The OP is explicitly and carefully written as an argument aimed at people who do subscribe to the (semi-strong or strong) EMH. For those people, it is correct to ascribe “semi-mystical” powers of prediction to the market. You can make a separate argument that the EMH is false, or that the reasoning of this article is flawed. But your comment makes it sound like it’s not the same thing to reject the EMH as it is to deny that “cognition is there” on this issue. I say that rejection of the EMH and denial of market cognition are the same belief.
Source: https://www.investopedia.com/ask/answers/032615/what-are-differences-between-weak-strong-and-semistrong-versions-efficient-market-hypothesis.asp
It’s only an argument against the EMH if you take the exploitability of AI timeline prediction as axiomatic. If you unpack the EMH a little, traders not analyzing transformative AI can also be interpreted as evidence of inexploitability.

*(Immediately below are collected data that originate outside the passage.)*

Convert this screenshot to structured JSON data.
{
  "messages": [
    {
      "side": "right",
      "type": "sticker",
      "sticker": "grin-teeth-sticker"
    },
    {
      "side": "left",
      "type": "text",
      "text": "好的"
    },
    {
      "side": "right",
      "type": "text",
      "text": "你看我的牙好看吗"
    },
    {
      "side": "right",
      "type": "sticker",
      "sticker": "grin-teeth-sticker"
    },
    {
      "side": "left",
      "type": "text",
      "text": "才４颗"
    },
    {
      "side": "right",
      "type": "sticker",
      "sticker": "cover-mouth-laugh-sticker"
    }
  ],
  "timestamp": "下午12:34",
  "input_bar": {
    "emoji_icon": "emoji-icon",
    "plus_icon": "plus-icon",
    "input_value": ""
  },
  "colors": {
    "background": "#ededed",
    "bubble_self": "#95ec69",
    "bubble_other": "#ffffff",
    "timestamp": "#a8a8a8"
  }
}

The OP described how a trader might exploit AI timeline prediction for financial gain if they believed in short timelines, such as by borrowing. Are you saying they are wrong, and that it’s not possible to exploit low real rates in this manner? I have to point out that this is not the argument you were making in the comment I responded to. Markets certainly are thinking very hard about AI, including the immediately transformative possibilities of LLMs like ChatGPT for search. Even if markets ignored the possibility of doom, it seems like they’d at least be focusing heavily on the possibility for mega-profits from controlling a beneficial AI. And it’s not like these ideas aren’t out there in the world—advances in AI are a major topic of world conversation.
At the very least, if markets were considering the possibility of AI takeoff and concluding it was inexploitable, that would not look like “if you could peer into the internal communications of trading firms, and you went looking for their thoughts about AI timelines affecting interest rates, you wouldn’t find thoughts like that.” It would look like firms thinking very hard about how to financially exploit AI takeoff and concluding explicitly that it is not possible.